Satan and His Hordes Are Real
I close with one application. Last week I spoke of the dangerous powers of sin, especially the sin of pride in my life—and your life. Now I add this. Noël and I are not unaware of our enemy. We know that Satan and his hordes are real. They hate us. They hate our faith. They hate our worship. They hate our marriage. They hate our children. They hate our ministry. If you want to know—experientially know—what verse 19 means, if you want Paul’s prayer answered in your life that you will “know the immeasurable greatness of his power toward us who believe,” then wake up to the demonic battle that rages for your soul, your marriage, your children, your ministry every day.
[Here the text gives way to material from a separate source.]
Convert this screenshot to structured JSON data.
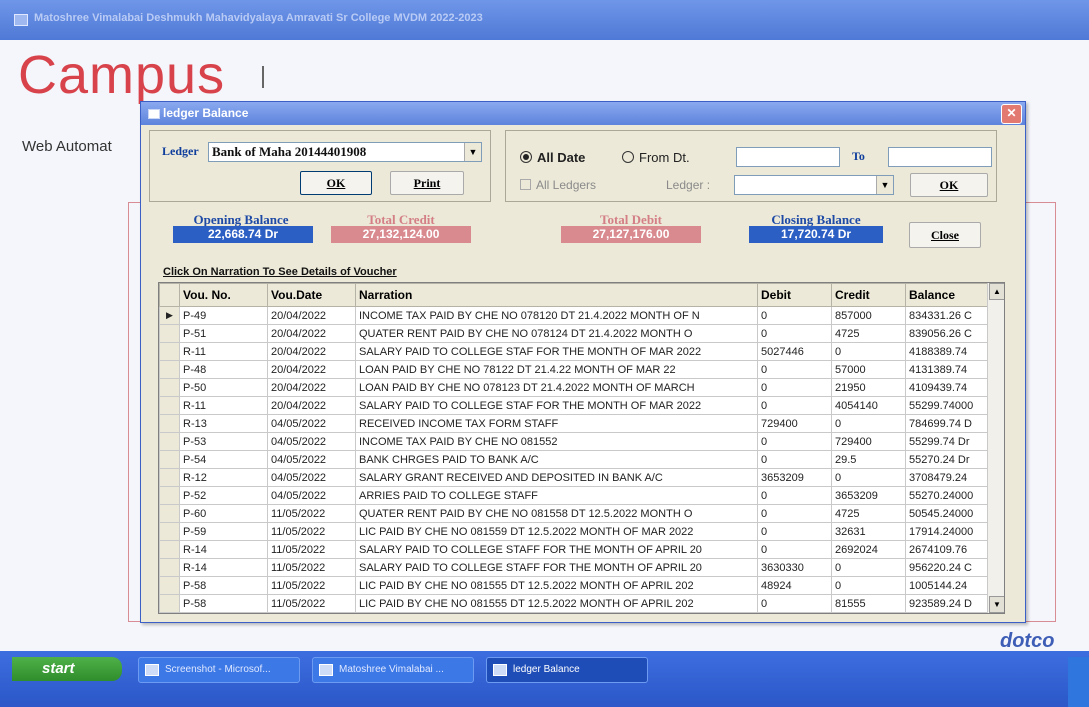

Sin is defeated at the cross; yet sin remains to be fought. Satan was defeated at the cross; yet Satan remains to be fought. And for this fight, may God answer Paul’s prayer in our lives! May we know the power of God toward us who believe— resurrection power now—to live and die for the glory of Christ.
We Will Win
I testify from inside the battle to my comrades in the warfare: In the name of Jesus, and by the authority of his word and his blood and his never-ending life, we will win, for the glory of our risen king. Amen.